Le Lion, le Tigre et l'Éléphant Éliphas Lévi (1810 - 1875)

Le lion contre un tigre avait un jour un procès.
Par-devant l'éléphant la cause fut portée.
Maître lion plaidait avec peu de succès,
Quand le tigre, tirant sa langue ensanglantée,
Fait entendre un long miaulement
Et se met maladroitement
A dénigrer son adversaire ;
On veut en vain le faire taire.
- Non, ne l'écoutez pas, dit-il, c'est un voleur,
C'est un insigne malfaiteur !
L'éléphant dit alors : - La cause est entendue ;
C'est à toi que la peine est due,
Tigre sauvage et maladroit :
Je te crois du méfait l'auteur ou le complice.

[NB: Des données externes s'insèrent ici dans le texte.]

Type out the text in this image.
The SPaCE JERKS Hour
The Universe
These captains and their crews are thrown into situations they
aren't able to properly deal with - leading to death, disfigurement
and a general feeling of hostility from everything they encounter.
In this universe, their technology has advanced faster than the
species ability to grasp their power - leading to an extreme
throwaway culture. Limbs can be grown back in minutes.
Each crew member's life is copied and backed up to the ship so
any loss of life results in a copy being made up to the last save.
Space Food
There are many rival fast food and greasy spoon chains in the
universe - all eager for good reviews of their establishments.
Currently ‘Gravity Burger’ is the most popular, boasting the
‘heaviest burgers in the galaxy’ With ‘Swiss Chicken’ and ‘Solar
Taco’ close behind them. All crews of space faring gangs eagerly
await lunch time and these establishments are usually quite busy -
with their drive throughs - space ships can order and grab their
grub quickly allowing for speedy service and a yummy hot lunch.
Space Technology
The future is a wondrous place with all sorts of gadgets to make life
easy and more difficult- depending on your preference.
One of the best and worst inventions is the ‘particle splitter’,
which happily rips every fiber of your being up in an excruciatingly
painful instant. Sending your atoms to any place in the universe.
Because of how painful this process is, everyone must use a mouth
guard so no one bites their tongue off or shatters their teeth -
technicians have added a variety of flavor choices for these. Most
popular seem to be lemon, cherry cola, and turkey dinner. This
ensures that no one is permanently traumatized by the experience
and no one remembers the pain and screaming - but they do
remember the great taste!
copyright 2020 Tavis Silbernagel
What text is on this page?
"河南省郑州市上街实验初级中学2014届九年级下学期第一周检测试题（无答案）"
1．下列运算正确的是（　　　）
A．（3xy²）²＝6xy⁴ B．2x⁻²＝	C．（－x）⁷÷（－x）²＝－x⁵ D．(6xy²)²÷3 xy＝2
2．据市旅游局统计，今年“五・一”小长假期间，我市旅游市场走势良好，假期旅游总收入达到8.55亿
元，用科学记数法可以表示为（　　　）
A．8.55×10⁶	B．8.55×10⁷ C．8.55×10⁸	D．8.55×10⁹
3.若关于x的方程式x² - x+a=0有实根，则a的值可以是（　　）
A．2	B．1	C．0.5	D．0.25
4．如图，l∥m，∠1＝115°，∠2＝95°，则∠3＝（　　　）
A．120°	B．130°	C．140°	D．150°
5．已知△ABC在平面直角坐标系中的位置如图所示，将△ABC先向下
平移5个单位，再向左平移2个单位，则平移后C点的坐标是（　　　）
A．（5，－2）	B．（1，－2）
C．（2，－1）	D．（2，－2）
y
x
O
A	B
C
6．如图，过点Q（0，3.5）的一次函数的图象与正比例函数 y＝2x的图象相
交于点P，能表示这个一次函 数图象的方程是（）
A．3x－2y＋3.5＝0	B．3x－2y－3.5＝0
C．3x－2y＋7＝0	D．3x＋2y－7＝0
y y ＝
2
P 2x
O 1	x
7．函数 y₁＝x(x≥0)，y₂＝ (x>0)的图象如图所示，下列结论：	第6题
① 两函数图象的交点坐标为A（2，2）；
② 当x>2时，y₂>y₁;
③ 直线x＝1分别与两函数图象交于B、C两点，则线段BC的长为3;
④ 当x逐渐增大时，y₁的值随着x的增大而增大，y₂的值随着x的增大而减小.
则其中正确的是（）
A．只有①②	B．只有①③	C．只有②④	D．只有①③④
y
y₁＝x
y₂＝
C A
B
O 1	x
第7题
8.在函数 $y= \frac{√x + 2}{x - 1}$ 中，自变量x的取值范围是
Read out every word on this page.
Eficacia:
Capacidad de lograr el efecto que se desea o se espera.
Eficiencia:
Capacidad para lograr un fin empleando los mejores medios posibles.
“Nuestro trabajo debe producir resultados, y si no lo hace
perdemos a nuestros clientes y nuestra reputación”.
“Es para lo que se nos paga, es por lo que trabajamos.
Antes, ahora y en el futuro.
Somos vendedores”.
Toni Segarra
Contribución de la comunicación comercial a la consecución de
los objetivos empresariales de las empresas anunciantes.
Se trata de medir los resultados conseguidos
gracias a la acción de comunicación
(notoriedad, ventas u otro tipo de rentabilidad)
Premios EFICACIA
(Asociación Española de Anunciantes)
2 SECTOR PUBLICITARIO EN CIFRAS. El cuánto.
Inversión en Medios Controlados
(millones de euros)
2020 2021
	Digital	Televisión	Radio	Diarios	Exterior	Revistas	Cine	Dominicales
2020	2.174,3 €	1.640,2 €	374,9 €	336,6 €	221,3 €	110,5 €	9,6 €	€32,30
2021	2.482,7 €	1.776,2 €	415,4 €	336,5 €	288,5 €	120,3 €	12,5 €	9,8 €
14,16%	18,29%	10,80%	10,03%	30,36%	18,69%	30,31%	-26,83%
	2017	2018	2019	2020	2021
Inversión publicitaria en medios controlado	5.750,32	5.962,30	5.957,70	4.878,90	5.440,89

Lorsqu'on montre sa haine, on abjure son droit,
Et jamais le courroux n'a prouvé la justice.

Livre IV, fable 15


Symbole :

Il ne faut rien vouloir avec emportement ni rien repousser avec violence.
Le calme est le secret de la force, parce que c’est le principe efficient de l’équilibre.
Pour triompher du serpent, il faut s’approcher doucement de lui sans colère et sans peur, et lui mettre hardiment le pied sur la tête.
Nous avons dit que le serpent représente la force vitale universelle et le grand agent magique.
Il ne faut pas briser les obstacles, il faut les surmonter et les franchir.
Notre médiateur plastique est comme une clef qui se fausse dès qu’elle est forcée. Les excès d’étude rendent incapable d’étudier. Les expériences magnétiques faites avec contention dérèglent l’instrument de précision de notre âme.
Lorsqu’on provoque l’extase, on devient visionnaire d’abord, puis épileptique ou aliéné.
La réaction fatale et inévitable d’un amour aveugle, c’est une haine sauvage et insensée.
On n’aime jamais le vrai bien avec passion, on ne hait jamais le mal avec fureur.
Tout ce qu’on aime avec passion est l’objet d’une convoitise ; tout ce qu’on repousse avec emportement est quelque chose qui blesse notre cupidité ou notre orgueil.
Nos ennemis sont forts de notre haine. Le seul moyen de les rendre impuissants à nous nuire, c’est de les aimer.
L’amour de nos ennemis est le plus fort de tous les amours, parce qu’il est le plus désintéressé, et par conséquent le plus calme.
Celui qui hait se hait ; celui qui frappe se frappe ; celui qui maudit se maudit ; celui qui se brise se brise.
L’âme du méchant est éternellement dévorée par les monstres qu’elle enfante.
Un sentiment de haine ou d’envie est une vipère qu’on réchauffe et qu’on nourrit dans son cœur.
Les mauvais sentiments prennent souvent les formes hideuses qui leur correspondent, et poursuivent le criminel dans ses hallucinations et dans ses rêves.
La folie incurable est toujours la conséquence et la suite d’un péché mortel contre la justice. La raison meurt d’un péché mortel comme le corps d’un coup mortel.
In malevolam animam non habitabit sapienta, dit Salomon. Ce qui veut dire : La raison ne partagera jamais la demeure de la haine.
Quoi que vous ait fait votre frère, si vous le haïssez, vous avez tort, et c’est vous qui êtes coupable envers lui.